Mais ce n'est pas le principe de mémorisation en soi qui est mauvais, affirme Buzan. Le problème, c'est que la pratique de l'assimilation par la répétition, sans aucune réflexion, a corrompu l'éducation. « Ce qui s'est passé au cours du siècle dernier, explique-t-il, c'est que nous avons défini la mémoire de façon incorrecte, nous l'avons comprise de façon incomplète et nous l'avons utilisée de façon inadaptée. Et puis nous avons condamné la mémorisation, arguant qu'elle ne donnait aucun résultat et qu'elle ne procurait pas de plaisir. » Si la vieille méthode du matraquage — l'apprentissage par cœur et par bourrage de crâne — permet tout juste de fixer des impressions provisoires sur nos cerveaux par la force brute de la répétition, l'art de la mémoire propose des techniques élégantes qui servent à acquérir véritablement le savoir. « Des techniques plus rapides, moins pénibles, capables de produire des souvenirs durables », précise Buzan.

« Le cerveau est comme un muscle », m'affirma-t-il lors de notre première discussion.

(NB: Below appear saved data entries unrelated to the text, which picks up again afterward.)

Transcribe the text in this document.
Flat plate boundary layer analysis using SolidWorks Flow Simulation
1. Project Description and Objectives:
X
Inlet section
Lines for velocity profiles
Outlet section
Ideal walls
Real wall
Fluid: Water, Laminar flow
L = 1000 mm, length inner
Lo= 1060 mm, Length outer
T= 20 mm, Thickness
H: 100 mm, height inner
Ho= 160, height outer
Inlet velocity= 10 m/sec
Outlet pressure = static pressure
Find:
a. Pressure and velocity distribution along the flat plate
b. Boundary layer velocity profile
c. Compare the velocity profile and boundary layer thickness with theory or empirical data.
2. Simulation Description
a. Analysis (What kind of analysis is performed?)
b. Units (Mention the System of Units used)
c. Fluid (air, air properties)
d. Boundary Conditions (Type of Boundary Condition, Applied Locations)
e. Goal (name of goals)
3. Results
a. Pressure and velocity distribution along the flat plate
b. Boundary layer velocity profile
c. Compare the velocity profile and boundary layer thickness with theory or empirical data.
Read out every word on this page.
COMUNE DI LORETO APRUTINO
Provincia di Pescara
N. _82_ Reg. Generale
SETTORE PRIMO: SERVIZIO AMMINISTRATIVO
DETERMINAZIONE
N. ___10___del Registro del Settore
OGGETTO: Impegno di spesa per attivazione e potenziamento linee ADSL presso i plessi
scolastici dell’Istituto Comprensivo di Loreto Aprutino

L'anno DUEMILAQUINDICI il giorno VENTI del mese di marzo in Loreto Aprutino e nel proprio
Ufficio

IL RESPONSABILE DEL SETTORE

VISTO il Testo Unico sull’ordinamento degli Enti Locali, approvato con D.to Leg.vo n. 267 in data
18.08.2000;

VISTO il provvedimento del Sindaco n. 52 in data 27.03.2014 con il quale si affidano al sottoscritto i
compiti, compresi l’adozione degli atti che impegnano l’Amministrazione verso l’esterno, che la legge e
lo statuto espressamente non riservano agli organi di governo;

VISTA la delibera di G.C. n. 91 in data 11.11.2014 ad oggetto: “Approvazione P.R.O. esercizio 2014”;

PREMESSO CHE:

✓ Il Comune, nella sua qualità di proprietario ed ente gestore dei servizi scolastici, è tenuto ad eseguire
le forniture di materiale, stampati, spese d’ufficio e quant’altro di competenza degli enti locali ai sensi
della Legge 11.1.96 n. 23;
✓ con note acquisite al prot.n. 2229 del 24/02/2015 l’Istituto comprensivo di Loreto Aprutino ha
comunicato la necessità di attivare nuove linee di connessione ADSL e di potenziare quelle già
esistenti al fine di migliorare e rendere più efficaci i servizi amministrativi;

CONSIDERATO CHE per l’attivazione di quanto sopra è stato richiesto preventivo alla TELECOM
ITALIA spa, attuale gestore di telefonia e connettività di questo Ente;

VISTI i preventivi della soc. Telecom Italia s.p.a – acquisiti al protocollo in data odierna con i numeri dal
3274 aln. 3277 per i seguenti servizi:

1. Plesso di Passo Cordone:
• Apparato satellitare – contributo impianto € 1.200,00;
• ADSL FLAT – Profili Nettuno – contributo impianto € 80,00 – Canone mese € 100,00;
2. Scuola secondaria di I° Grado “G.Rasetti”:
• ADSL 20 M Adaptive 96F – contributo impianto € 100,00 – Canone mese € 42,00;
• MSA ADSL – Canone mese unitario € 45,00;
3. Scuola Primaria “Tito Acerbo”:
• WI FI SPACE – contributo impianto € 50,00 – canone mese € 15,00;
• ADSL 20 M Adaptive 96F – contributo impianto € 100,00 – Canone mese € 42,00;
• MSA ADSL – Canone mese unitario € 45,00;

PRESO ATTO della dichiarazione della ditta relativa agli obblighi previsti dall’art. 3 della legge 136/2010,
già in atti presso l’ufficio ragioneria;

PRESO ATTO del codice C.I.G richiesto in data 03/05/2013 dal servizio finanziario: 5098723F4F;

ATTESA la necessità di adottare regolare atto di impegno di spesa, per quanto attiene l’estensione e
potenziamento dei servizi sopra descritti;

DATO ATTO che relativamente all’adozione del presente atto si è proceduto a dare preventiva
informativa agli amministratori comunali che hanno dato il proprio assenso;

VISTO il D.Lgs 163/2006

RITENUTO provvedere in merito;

Et l'entraînement de la mémoire est une forme d'exercice mental qui rend le cerveau plus performant, plus rapide et plus agile au fil du temps. Cette idée remonte aux origines mêmes du travail de la mémoire. Selon les orateurs romains, l'art de la mémoire — l'assimilation et l'agencement corrects du savoir par l'esprit — était un instrument essentiel pour l'invention de nouvelles idées. 

Aujourd'hui, la notion d'exercice mental s'est beaucoup répandue dans l'imaginaire populaire. Les programmes de gymnastique cérébrale et d'entraînement de la mémoire connaissent un engouement croissant — en 2008, dans ce domaine, l'industrie des logiciels pesait deux cent soixante-cinq millions de dollars. Ce phénomène est sans doute une conséquence des recherches scientifiques qui ont montré que les personnes âgées qui font fonctionner leur cerveau en jouant aux échecs ou en remplissant des grilles de mots croisés augmentent leurs chances d'échapper à la maladie d'Alzheimer et à la démence sénile ; il atteste aussi, de façon plus générale, l'immense sentiment d'insécurité qu'éprouve la génération des baby-boomers à l'idée de perdre la boule. Mais s'il est aujourd'hui prouvé que l'activité intellectuelle aide à lutter contre la démence, les affirmations pleines d'emphase de Tony Buzan sur les bienfaits collatéraux de la « musculation cérébrale » ont tout de même de quoi inspirer une légère dose de scepticisme. D'un autre côté, il était difficile d'en contredire les résultats, car je venais tout juste de voir un concurrent du championnat âgé de quarante-sept ans réciter correctement une liste de cent mots aléatoires qu'il avait mémorisés seulement quelques minutes plus tôt.

Voilà. C’est tout pour le moment. Amitiés à tous.